Noam Scheiber’s overview of recent developments in labor protections—from new overtime rules announced by the White House, to favorable court rulings extending minimum wage protections, to an important NLRB decision on collective bargaining—takes a long view, detecting the consolidation of an important legacy: “In one sense,” Scheiber notes, “Mr. Obama foreshadowed these efforts as a candidate in 2008, when he famously suggested that, if elected, he would aim to be a Democratic version of Ronald Reagan.”
This is a canny reading of Obama’s promise, which was interpreted at the time through the frame of campaign politics—a dismissive reference to the Clintons as incapable of delivering the kind of fundamental change his own presidency would bring. The high expectations set by such promises were bound to lead to occasional disappointments, and in certain ways, Obama hasn’t heralded the deep changes associated with the Reagan era. For one thing, he hasn’t quite managed to displace the default position of rhetorical skepticism towards government, which seems to be the starting point for every public policy debate.
There is, however, a more concrete approach that lies within the president’s power. In this respect, Scheiber is right to connect Obama’s emerging labor legacy with his promise to enact Reaganesque change. When studying the history of the Reagan administration—not its speeches, not its image, but its inner workings—one is struck repeatedly by the single-minded ambition of its staffers. The crusade of young John Roberts to fundamentally change the Justice Department’s approach to voting rights, over the objections of career staffers, is just one example. The people who staffed the Reagan administration evinced a long-term vision and sheer determination that’s impressive even to detractors. To some extent, the Obama White House understood this principle too, at least when it came to legislation: the stimulus, health care, Dodd-Frank. But it was much slower to show a similar kind of transformative ambition when it came to the behind-the-scenes work of governing, like agency appointments and federal court nominations. For years, the Obama White House approached these crucial tasks, which have consequences far after the president has left office, with appalling slowness.
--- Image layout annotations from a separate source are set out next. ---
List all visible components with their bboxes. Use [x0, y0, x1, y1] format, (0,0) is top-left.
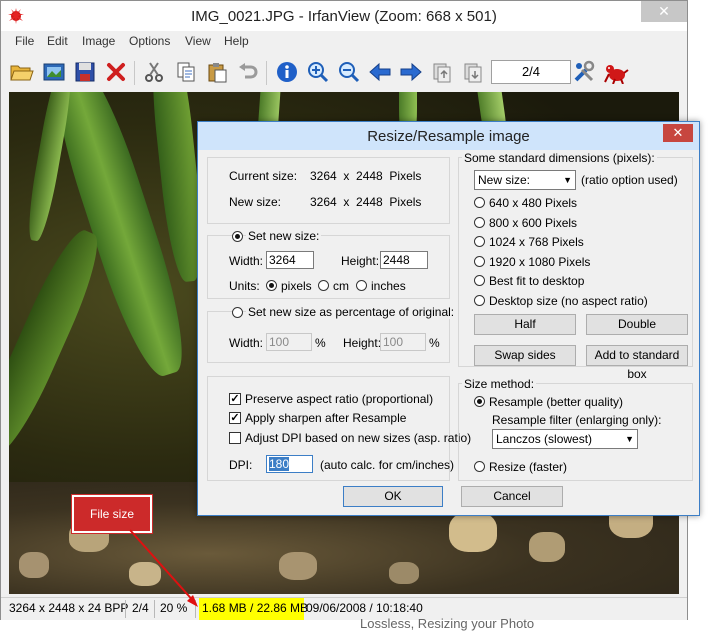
- width-input[interactable]: 3264: [266, 251, 314, 269]
- resample-radio[interactable]: [474, 396, 485, 407]
- resample-filter-label: Resample filter (enlarging only):: [492, 413, 662, 427]
- apply-sharpen-label: Apply sharpen after Resample: [245, 411, 407, 425]
- pct-width-label: Width:: [229, 336, 264, 350]
- resize-label: Resize (faster): [489, 460, 568, 474]
- pct-height-sign: %: [429, 336, 440, 350]
- size-info-group: [207, 157, 450, 224]
- ok-button[interactable]: OK: [343, 486, 443, 507]
- ratio-note: (ratio option used): [581, 173, 678, 187]
- cancel-button[interactable]: Cancel: [461, 486, 563, 507]
- dim-1920-label: 1920 x 1080 Pixels: [489, 255, 591, 269]
- desktop-size-label: Desktop size (no aspect ratio): [489, 294, 648, 308]
- current-size-value: 3264 x 2448 Pixels: [310, 169, 422, 183]
- dialog-body: Current size: 3264 x 2448 Pixels New siz…: [204, 151, 693, 509]
- set-new-size-radio[interactable]: [232, 231, 243, 242]
- height-label: Height:: [341, 254, 380, 268]
- new-size-label: New size:: [229, 195, 282, 209]
- dpi-input[interactable]: 180: [266, 455, 313, 473]
- chevron-down-icon: ▼: [625, 434, 634, 444]
- dim-640-label: 640 x 480 Pixels: [489, 196, 578, 210]
- dpi-value: 180: [269, 457, 290, 471]
- unit-cm-radio[interactable]: [318, 280, 329, 291]
- dim-1024-label: 1024 x 768 Pixels: [489, 235, 584, 249]
- chevron-down-icon: ▼: [563, 175, 572, 185]
- dim-800-label: 800 x 600 Pixels: [489, 216, 578, 230]
- resample-filter-select[interactable]: Lanczos (slowest) ▼: [492, 429, 638, 449]
- adjust-dpi-checkbox[interactable]: [229, 432, 241, 444]
- set-new-size-label: Set new size:: [246, 229, 322, 243]
- resample-label: Resample (better quality): [489, 395, 624, 409]
- size-method-label: Size method:: [462, 377, 537, 391]
- percentage-label: Set new size as percentage of original:: [246, 305, 457, 319]
- half-button[interactable]: Half: [474, 314, 576, 335]
- new-size-value: 3264 x 2448 Pixels: [310, 195, 422, 209]
- pct-width-sign: %: [315, 336, 326, 350]
- new-size-select-value: New size:: [478, 173, 531, 187]
- dpi-note: (auto calc. for cm/inches): [320, 458, 455, 472]
- current-size-label: Current size:: [229, 169, 298, 183]
- unit-cm-label: cm: [333, 279, 349, 293]
- dialog-close-button[interactable]: ✕: [663, 124, 693, 142]
- swap-sides-button[interactable]: Swap sides: [474, 345, 576, 366]
- apply-sharpen-checkbox[interactable]: ✓: [229, 412, 241, 424]
- dim-1920-radio[interactable]: [474, 256, 485, 267]
- height-input[interactable]: 2448: [380, 251, 428, 269]
- preserve-aspect-label: Preserve aspect ratio (proportional): [245, 392, 434, 406]
- add-to-standard-box-button[interactable]: Add to standard box: [586, 345, 688, 381]
- unit-pixels-radio[interactable]: [266, 280, 277, 291]
- resample-filter-value: Lanczos (slowest): [496, 432, 593, 446]
- adjust-dpi-label: Adjust DPI based on new sizes (asp. rati…: [245, 431, 472, 445]
- unit-pixels-label: pixels: [281, 279, 312, 293]
- new-size-select[interactable]: New size: ▼: [474, 170, 576, 190]
- pct-height-label: Height:: [343, 336, 382, 350]
- dialog-title-bar: Resize/Resample image ✕: [198, 122, 699, 150]
- dim-640-radio[interactable]: [474, 197, 485, 208]
- preserve-aspect-checkbox[interactable]: ✓: [229, 393, 241, 405]
- pct-height-input[interactable]: 100: [380, 333, 426, 351]
- best-fit-label: Best fit to desktop: [489, 274, 585, 288]
- dim-800-radio[interactable]: [474, 217, 485, 228]
- units-label: Units:: [229, 279, 260, 293]
- dialog-title: Resize/Resample image: [367, 128, 530, 145]
- percentage-radio[interactable]: [232, 307, 243, 318]
- dpi-label: DPI:: [229, 458, 253, 472]
- unit-inches-label: inches: [371, 279, 406, 293]
- double-button[interactable]: Double: [586, 314, 688, 335]
- pct-width-input[interactable]: 100: [266, 333, 312, 351]
- width-label: Width:: [229, 254, 264, 268]
- desktop-size-radio[interactable]: [474, 295, 485, 306]
- resize-radio[interactable]: [474, 461, 485, 472]
- dim-1024-radio[interactable]: [474, 236, 485, 247]
- standard-dims-label: Some standard dimensions (pixels):: [462, 151, 657, 165]
- resize-dialog: Resize/Resample image ✕ Current size: 32…: [197, 121, 700, 516]
- unit-inches-radio[interactable]: [356, 280, 367, 291]
- best-fit-radio[interactable]: [474, 275, 485, 286]
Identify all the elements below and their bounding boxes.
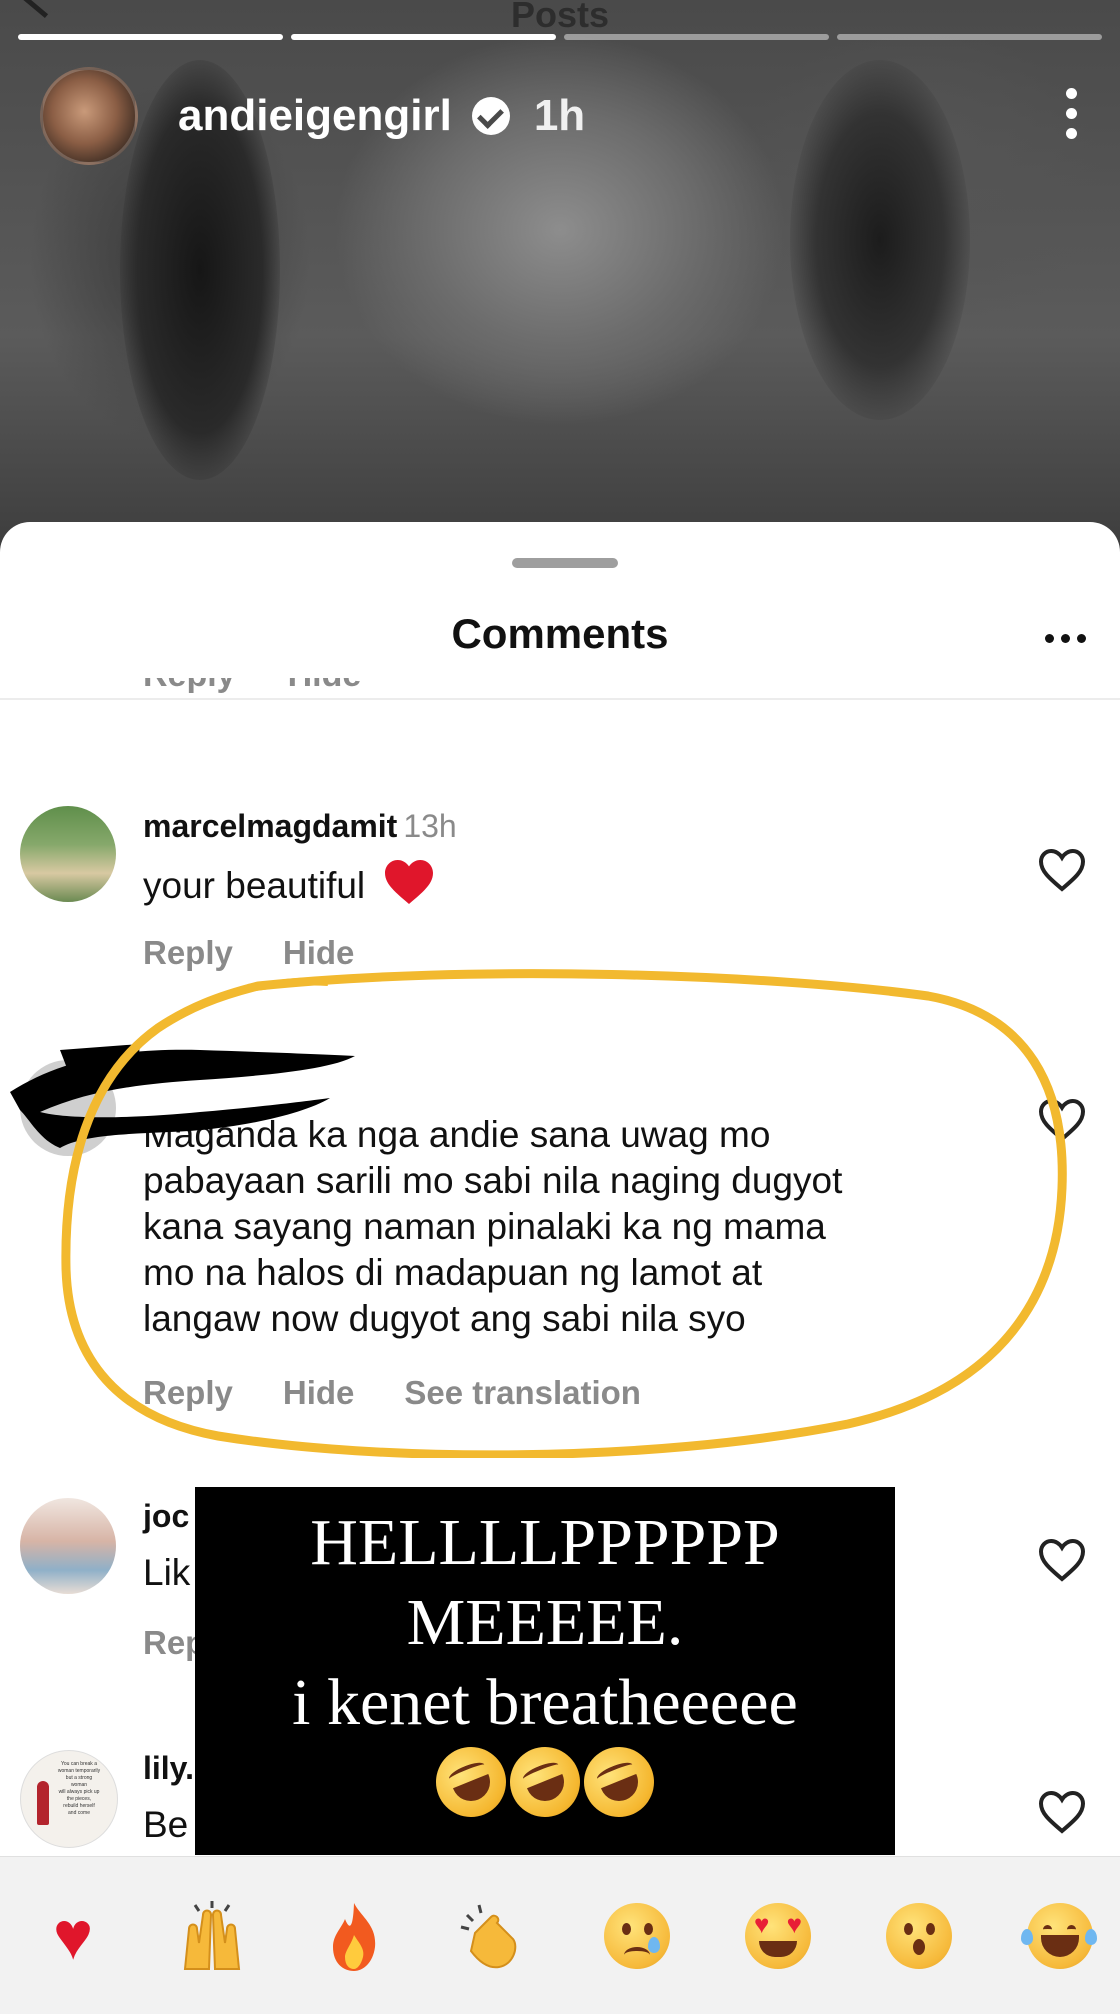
rofl-emoji-icon <box>499 1736 591 1828</box>
raising-hands-reaction-icon[interactable] <box>175 1899 249 1973</box>
reply-button[interactable]: Reply <box>143 678 236 695</box>
commenter-avatar[interactable] <box>20 806 116 902</box>
comment-actions: Reply Hide <box>143 934 354 972</box>
red-heart-icon <box>385 860 434 904</box>
highlight-circle-annotation <box>61 969 1067 1458</box>
crying-face-reaction-icon[interactable] <box>600 1899 674 1973</box>
comment-text: Lik <box>143 1552 191 1593</box>
laughing-emoji-row <box>195 1736 895 1828</box>
surprised-face-reaction-icon[interactable] <box>882 1899 956 1973</box>
comments-title: Comments <box>451 610 669 657</box>
comment-header: marcelmagdamit 13h <box>143 808 457 845</box>
progress-segment <box>291 34 556 40</box>
comment-text: your beautiful <box>143 865 366 906</box>
avatar-quote-text: You can break a woman temporarily but a … <box>57 1761 101 1816</box>
posts-header-label: Posts <box>510 0 610 35</box>
meme-text-overlay: HELLLLPPPPPP MEEEEE. i kenet breatheeeee <box>195 1487 895 1855</box>
rofl-emoji-icon <box>425 1736 517 1828</box>
comment-text: Be <box>143 1804 189 1845</box>
reply-button[interactable]: Reply <box>143 934 233 972</box>
comment-time: 13h <box>403 808 457 844</box>
hide-button[interactable]: Hide <box>283 934 355 972</box>
story-progress-bar <box>18 34 1102 40</box>
progress-segment <box>837 34 1102 40</box>
meme-line-3: i kenet breatheeeee <box>292 1666 798 1739</box>
story-time: 1h <box>533 91 586 140</box>
heart-eyes-reaction-icon[interactable] <box>741 1899 815 1973</box>
meme-line-1: HELLLLPPPPPP <box>310 1506 780 1579</box>
avatar-figure <box>37 1781 49 1825</box>
comment-header: lily. <box>143 1750 194 1787</box>
like-heart-icon[interactable] <box>1038 848 1086 892</box>
verified-badge-icon <box>471 97 510 135</box>
progress-segment <box>18 34 283 40</box>
story-avatar[interactable] <box>40 67 138 165</box>
story-user-row[interactable]: andieigengirl 1h <box>40 67 586 165</box>
quick-reaction-bar: ♥ <box>0 1856 1120 2014</box>
comment-username[interactable]: joc <box>143 1498 189 1534</box>
like-heart-icon[interactable] <box>1038 1538 1086 1582</box>
comment-text-row: your beautiful <box>143 860 434 909</box>
photo-hair-right <box>790 60 970 420</box>
previous-comment-actions: Reply Hide <box>143 678 443 718</box>
fire-reaction-icon[interactable] <box>317 1899 391 1973</box>
progress-segment <box>564 34 829 40</box>
comments-more-icon[interactable] <box>1045 634 1086 643</box>
rofl-emoji-icon <box>573 1736 665 1828</box>
red-heart-reaction-icon[interactable]: ♥ <box>36 1899 110 1973</box>
comment-header: joc <box>143 1498 189 1535</box>
tears-of-joy-reaction-icon[interactable] <box>1021 1899 1097 1973</box>
drag-handle[interactable] <box>512 558 618 568</box>
clapping-hands-reaction-icon[interactable] <box>457 1899 531 1973</box>
meme-line-2: MEEEEE. <box>406 1586 684 1659</box>
commenter-avatar[interactable] <box>20 1498 116 1594</box>
like-heart-icon[interactable] <box>1038 1790 1086 1834</box>
hide-button[interactable]: Hide <box>288 678 362 695</box>
comment-username[interactable]: marcelmagdamit <box>143 808 397 844</box>
more-options-icon[interactable] <box>1066 88 1078 139</box>
story-username[interactable]: andieigengirl <box>178 91 452 141</box>
commenter-avatar[interactable]: You can break a woman temporarily but a … <box>20 1750 118 1848</box>
comment-username[interactable]: lily. <box>143 1750 194 1786</box>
That mindset seems finally to have changed, and the fortunes of Obama’s legacy with it. The NLRB provides a perfect illustration. When Congress created the NLRB in the 1930s, it attempted to draw members from neutral backgrounds in order to avoid narrowly-partisan rulings. This practice began to break down in the 1950s, when President Eisenhower, in a controversial departure from precedent, decided to appoint pro-management NLRB board members. The NLRB’s shift towards a more bluntly partisan composition, however, was only completed in the 1980s—when Reagan vastly stepped up what Eisenhower had begun. As MIT economists Frank Levy and Peter Temin explained in 2007, “Reagan broke with tradition and appointed a management consultant who specialized in defeating unions to be the chairman of the NLRB.” The rest is history.
It was fitting, then, that just last week, Obama’s NLRB appointees issued a ruling that will open the door for unions to represent workers at companies relying heavily on franchises, like fast-food chains. The NLRB held, in a 3-2 decision, that corporations like McDonald’s are “joint employers” of the employees at their franchises—reversing a Reagan-era NLRB decision. Changes like this are quieter than the dramatic announcements which we usually associate with a political sea change—this was no “government is the problem”-style moment. But as John Roberts’s long effort to change voting rights law shows—and as Obama, in his waning months, seems to fully appreciate—an administration’s quieter, less-dramatic campaigns can be transformative too.